Diamonds, Jews, and 19th Century Transatlantic Trade

10:00AM - 11:00AM  

Jewish Studies Center

Contact Mark Swick
swickmn@cofc.edu

Description:After the discovery of diamond deposits in South-Africa in 1869, the extraction, manufacturing, and consumption of diamonds intensified spectacularly. The combination of booming supplies, growing demand, and technological innovations produced revolutionary changes in the diamond industry. Kimberley, London, Amsterdam, and New York became crucial nodes in the global network of extraction, distribution, and trade. Jews played a crucial role in every segment of the commodity chain, from the moment of extracting rough stones from South African soil to distribution across the Atlantic, manufacturing in factories, and retailing to metropolitan markets. They were not – as often described in histories of Jewish economic activity – intermediaries operating at the margins of innovation and commercial activity. Rather, they served as central agents of early globalization. Jews were pioneers involved in the global exchange of a luxury commodity, connecting African sites of supply, European manufacturing centers, and western consumers.

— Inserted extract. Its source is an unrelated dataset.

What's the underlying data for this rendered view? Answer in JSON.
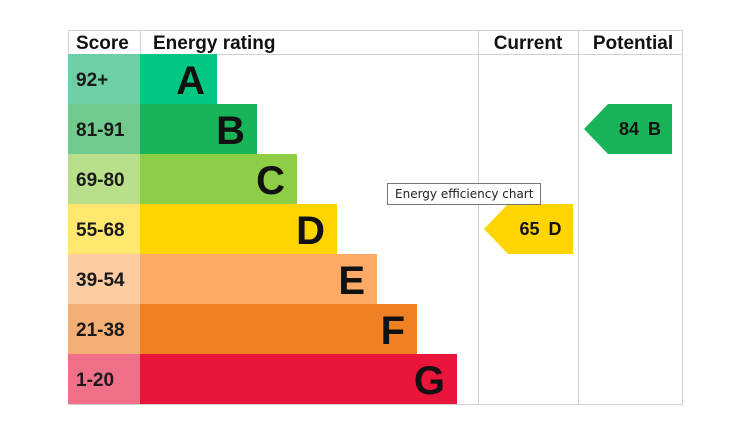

Saskia Coenen Snyder (Ph.D. University of Michigan, 2008) is Associate Professor of Modern Jewish History and the Associate Director of the Walker Institute of International and Area Studies at the University of South Carolina, Columbia. She is the author of Building a Public Judaism: Synagogues and Jewish Identity in Nineteenth-Century Europe, published by Harvard University Press in 2013. Her second book, tentatively titled Diasporic Gems: Diamonds, Jews, and Nineteenth-Century Global Commerce examines the role of European, South African, and American Jews in the 19th c. diamond trade. She has been the recipient of numerous fellowships and awards, including an NEH summer grant, the Hadassah-Brandeis Institute Research Award, and the Memorial Foundation for Jewish Culture Research Fellowship. Prof. Coenen Snyder teaches modern Jewish history and Western Civ. courses at the USC, as well as a specialized senior seminars on the Holocaust and the History of Anne Frank. She is a recipient of the Michael Mungo Undergraduate Teaching Award.